Now, that's a mighty mouse!

> 1655 root 20 0 624 624 476 R 0 10.6 0.9 0:02 vi
> 3 root 0 0 0 0 0 SW 0 5.0 0.0 0:18 kupdate
> 121 root 2 0 844 844 588 S 0 0.6 1.3 0:00 bash
> 4 root 0 0 0 0 0 SW 0 0.2 0.0 0:08 kswapd

--
William Park, Open Geometry Consulting, <[email protected]>.
8 CPU cluster, NAS, (Slackware) Linux, Python, LaTeX, Vim, Mutt, Tin

2001-12-10 10:39:26

by Pavel Machek

[permalink] [raw]
Subject: Re: 119.5% CPU load

Hi!

> Look at this "top" snapshot:
>
> -----------------------------------------------------------------------------
> 2:30pm up 3:46, 10 users, load average: 2.96, 1.50, 0.84
> 49 processes: 44 sleeping, 4 running, 0 zombie, 1 stopped
> CPU states: 0.1% user, 119.4% system, 0.0% nice, 0.0% idle
> Mem: 63208K av, 62004K used, 1204K free, 24556K shrd, 34892K buff
> Swap: 34236K av, 140K used, 34096K free 7056K cached
>
> PID USER PRI NI SIZE RSS SHARE STAT LIB %CPU %MEM TIME COMMAND
> 1632 brain 20 0 1724 1724 992 R 0 33.4 2.7 1:19 mc
> 1654 brain 20 0 784 784 576 R 0 32.2 1.2 0:49 mpg123
> 1652 root 14 0 500 500 368 R 0 21.4 0.7 0:40 top
> 84 root 0 0 244 224 192 S 0 15.7 0.3 0:03 gpm
> 1655 root 20 0 624 624 476 R 0 10.6 0.9 0:02 vi
> 3 root 0 0 0 0 0 SW 0 5.0 0.0 0:18 kupdate
> 121 root 2 0 844 844 588 S 0 0.6 1.3 0:00 bash
> 4 root 0 0 0 0 0 SW 0 0.2 0.0 0:08 kswapd
> -----------------------------------------------------------------------------
>
> That's not a joke, it WAS on my machine on very busy network.

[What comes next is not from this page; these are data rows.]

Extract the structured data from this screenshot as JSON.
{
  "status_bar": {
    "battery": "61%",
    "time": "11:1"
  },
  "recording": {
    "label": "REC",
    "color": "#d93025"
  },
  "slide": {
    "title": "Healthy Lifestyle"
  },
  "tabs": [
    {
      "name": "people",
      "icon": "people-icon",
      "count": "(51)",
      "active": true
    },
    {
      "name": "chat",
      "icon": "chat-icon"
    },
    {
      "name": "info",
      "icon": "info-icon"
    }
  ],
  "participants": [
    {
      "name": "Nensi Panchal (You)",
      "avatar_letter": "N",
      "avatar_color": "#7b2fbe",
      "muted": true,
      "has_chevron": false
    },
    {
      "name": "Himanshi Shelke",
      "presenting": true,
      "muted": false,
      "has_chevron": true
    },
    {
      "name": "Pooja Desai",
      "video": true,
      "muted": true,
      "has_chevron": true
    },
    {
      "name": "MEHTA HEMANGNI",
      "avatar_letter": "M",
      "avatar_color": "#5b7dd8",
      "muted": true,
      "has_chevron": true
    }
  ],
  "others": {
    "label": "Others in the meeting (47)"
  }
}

I've got 2.2.19
> kernel and single AMD K6-2/400. I don't have any turbocharger, so I suppose my
> CPU is able to perform mere 100% of the load. Can you explain it?

Yes. Reading /proc is not atomic. Therefore you can't expect values to
sum to 100%.

But I wonder... Why is it all in *system*?
Pavel
--
"I do not steal MS software. It is not worth it."